Pope
marks first World Day of Prayer for Care of Creation
(Vatican Radio) “Today is the World Day of Prayer for the Care
of Creation. Let us work and pray.” That was the papal message on Twitter on
Tuesday as Pope Francis prepared to lead a special Liturgy of the Word in St
Peter’s Basilica marking the Catholic Church’s first Day of Prayer for
Creation.
At his general audience last week the Pope invited local
residents and visiting pilgrims to join him for the Liturgy of the Word in the
Vatican basilica, beginning at 5pm. He also urged Catholics around the world to
contribute to solutions to the environmental crisis facing our planet by
organizing their own prayer and practical initiatives to mark this new
celebration.
The Pope noted the initiative follows in the footsteps of the
Orthodox Church which, for the past 25 years, has dedicated September 1st, the
beginning of a new year in the Orthodox liturgical calendar, to care for the
environment. Since that time, the World Council of Churches has also marked a
month-long‘Time for Creation’ stretching from September 1st to the feast of St
Francis of Assisi on October 4th.
In his encyclical letter ‘Laudato Si’, Pope Francis
quotes what he calls the “deep concerns” and “valuable reflections” of the
spiritual leader of the Orthodox world, Patriarch Batholomew, whom the Holy
Father met twice last year, in Jerusalem and at his home in Istanbul.

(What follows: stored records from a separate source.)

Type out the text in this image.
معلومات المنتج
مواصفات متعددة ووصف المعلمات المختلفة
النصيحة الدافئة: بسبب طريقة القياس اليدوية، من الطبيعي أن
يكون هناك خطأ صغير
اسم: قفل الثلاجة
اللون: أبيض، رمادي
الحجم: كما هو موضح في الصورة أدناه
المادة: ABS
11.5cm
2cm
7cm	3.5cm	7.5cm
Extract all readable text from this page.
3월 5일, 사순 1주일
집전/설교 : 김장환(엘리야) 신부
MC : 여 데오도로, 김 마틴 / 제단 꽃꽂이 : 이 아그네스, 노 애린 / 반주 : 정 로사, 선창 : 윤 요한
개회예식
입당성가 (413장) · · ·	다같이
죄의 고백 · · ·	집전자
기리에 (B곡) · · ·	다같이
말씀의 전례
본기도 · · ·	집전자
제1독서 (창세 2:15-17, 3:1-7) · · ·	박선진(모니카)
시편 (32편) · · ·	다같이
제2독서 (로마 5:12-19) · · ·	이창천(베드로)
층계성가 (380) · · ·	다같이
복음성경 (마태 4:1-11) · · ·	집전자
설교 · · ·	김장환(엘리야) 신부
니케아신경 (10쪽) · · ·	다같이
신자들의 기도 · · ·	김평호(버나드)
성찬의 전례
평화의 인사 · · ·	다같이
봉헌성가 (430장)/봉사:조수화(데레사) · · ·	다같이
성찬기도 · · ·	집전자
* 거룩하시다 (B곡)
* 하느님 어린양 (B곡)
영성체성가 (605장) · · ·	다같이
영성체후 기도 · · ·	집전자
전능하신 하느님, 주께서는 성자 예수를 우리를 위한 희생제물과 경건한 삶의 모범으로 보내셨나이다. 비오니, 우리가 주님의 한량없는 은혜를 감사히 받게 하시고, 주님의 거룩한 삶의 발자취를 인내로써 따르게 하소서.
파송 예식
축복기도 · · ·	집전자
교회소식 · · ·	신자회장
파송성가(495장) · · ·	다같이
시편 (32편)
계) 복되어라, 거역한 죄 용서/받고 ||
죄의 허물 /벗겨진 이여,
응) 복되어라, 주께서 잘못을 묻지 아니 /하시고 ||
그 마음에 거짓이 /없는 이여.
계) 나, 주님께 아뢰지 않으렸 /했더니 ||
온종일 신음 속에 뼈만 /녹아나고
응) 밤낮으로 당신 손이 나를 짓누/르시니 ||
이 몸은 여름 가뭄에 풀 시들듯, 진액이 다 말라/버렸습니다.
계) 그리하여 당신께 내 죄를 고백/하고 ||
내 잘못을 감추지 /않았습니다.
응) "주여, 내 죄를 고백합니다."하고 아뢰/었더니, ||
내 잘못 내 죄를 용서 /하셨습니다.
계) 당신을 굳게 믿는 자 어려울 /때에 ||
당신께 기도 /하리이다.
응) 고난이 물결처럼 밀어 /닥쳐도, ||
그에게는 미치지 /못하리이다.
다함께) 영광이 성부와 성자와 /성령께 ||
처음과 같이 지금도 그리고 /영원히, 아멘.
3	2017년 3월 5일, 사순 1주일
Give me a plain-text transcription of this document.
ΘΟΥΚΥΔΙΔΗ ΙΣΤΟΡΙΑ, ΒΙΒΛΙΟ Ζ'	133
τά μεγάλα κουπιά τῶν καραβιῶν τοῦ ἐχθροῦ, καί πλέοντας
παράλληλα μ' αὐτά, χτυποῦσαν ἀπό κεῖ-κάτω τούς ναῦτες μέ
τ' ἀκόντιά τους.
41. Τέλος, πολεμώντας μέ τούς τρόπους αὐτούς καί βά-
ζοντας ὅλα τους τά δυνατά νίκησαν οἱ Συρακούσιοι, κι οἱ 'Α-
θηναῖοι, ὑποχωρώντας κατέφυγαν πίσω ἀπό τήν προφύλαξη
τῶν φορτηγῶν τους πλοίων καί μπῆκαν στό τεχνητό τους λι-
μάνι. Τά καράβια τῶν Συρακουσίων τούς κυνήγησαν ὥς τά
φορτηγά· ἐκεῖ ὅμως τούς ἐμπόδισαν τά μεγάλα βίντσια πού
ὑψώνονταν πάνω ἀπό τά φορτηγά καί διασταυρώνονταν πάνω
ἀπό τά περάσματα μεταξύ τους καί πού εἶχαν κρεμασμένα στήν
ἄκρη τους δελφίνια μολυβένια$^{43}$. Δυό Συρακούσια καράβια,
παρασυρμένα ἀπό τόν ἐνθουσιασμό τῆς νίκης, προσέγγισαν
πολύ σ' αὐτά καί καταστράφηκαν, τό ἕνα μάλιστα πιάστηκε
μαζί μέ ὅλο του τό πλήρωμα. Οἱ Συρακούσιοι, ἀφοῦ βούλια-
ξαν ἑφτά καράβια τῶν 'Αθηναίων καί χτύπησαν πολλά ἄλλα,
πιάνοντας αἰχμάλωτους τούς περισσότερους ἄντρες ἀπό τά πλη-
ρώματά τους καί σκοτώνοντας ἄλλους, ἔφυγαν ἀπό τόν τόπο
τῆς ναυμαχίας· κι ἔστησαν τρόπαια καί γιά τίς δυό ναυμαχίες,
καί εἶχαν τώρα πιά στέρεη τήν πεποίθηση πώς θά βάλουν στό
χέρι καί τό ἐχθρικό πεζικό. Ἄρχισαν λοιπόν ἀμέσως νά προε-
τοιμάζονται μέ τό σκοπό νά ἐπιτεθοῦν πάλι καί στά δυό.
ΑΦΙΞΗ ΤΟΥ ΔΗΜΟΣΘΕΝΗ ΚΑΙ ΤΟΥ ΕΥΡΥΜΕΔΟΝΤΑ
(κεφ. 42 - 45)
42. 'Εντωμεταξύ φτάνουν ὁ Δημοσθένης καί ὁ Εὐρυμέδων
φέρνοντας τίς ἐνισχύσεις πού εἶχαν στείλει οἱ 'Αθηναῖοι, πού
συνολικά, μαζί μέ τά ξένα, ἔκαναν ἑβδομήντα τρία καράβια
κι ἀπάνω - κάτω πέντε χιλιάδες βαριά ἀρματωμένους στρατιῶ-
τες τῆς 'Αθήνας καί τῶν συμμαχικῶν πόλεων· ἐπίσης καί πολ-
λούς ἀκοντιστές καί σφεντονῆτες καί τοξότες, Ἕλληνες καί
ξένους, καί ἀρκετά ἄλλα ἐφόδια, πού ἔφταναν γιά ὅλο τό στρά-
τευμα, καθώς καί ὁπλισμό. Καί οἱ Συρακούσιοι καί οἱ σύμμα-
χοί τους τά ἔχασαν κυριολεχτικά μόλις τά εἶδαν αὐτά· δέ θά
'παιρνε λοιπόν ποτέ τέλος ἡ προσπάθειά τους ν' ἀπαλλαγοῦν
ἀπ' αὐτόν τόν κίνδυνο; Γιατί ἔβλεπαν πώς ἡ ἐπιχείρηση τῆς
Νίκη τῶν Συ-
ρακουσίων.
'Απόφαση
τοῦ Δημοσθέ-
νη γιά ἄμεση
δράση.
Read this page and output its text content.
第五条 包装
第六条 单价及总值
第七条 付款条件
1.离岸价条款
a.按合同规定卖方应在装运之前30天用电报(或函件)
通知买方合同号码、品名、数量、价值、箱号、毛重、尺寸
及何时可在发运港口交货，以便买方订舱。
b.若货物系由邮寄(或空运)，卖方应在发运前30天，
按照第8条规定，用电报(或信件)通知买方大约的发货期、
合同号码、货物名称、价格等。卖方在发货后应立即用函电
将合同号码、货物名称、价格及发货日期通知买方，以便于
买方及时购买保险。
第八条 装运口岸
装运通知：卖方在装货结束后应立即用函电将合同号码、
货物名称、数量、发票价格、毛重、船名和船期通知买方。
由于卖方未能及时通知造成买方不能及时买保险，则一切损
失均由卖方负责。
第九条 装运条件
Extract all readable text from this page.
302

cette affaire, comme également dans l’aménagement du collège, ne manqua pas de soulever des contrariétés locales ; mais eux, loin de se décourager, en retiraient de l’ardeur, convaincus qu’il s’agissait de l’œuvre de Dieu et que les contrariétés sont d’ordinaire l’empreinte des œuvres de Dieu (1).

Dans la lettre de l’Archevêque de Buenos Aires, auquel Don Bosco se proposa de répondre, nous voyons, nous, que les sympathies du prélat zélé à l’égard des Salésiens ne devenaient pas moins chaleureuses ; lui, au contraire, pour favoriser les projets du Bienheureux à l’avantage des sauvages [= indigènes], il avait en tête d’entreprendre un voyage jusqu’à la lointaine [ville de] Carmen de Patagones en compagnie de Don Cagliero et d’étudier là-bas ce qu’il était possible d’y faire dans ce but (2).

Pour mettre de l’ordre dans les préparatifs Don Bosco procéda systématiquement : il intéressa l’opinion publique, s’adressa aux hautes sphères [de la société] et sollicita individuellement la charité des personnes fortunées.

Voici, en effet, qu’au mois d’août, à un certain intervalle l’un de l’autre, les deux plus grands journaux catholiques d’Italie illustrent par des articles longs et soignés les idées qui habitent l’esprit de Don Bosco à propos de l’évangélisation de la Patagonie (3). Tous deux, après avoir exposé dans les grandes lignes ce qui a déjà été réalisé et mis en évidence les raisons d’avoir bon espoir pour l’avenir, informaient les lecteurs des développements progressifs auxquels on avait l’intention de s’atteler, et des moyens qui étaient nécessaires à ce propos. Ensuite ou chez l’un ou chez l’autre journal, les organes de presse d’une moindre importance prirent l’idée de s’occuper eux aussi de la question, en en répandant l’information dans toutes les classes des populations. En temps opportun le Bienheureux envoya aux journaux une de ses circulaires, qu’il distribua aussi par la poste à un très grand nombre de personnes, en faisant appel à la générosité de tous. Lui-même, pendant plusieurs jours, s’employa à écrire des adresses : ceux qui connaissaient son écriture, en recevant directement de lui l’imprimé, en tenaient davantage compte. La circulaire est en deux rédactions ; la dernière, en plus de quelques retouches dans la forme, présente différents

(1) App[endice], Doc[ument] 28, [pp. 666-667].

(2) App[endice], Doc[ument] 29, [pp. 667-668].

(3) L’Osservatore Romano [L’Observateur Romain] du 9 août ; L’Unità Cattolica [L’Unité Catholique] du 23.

Among the five speakers introducing the Pope’s new encyclical in
the Vatican Synod Hall on June 18th was the Orthodox Patriarch’s personal
envoy, Metropolitan John Zizioulas, who suggested that all the Christian
churches might consider, as an ecumenical gesture, the idea of marking a joint
day of prayer for creation.
Less than two months later, Pope Francis wrote to Cardinal Peter
Turkson, head of the Vatican’s Justice and Peace Council, to announce his
intention of instituting an annual World Day of Prayer for the Care of Creation
within the Catholic Church.
“The ecological crisis”, the Pope wrote in his encyclical,
“summons us to a profound spiritual conversion…….The annual World Day of Prayer
for the Care of Creation will offer individual believers and communities a
fitting opportunity to reaffirm their personal vocation to be stewards of
creation, to thank God for the wonderful handiwork which he has entrusted to
our care, and to implore his help for the protection of creation, as well as
his pardon for the sins committed against the world in which we live.....We
live at a time when all Christians are faced with the same decisive challenges,
to which we must respond together, in order to credible and effective”.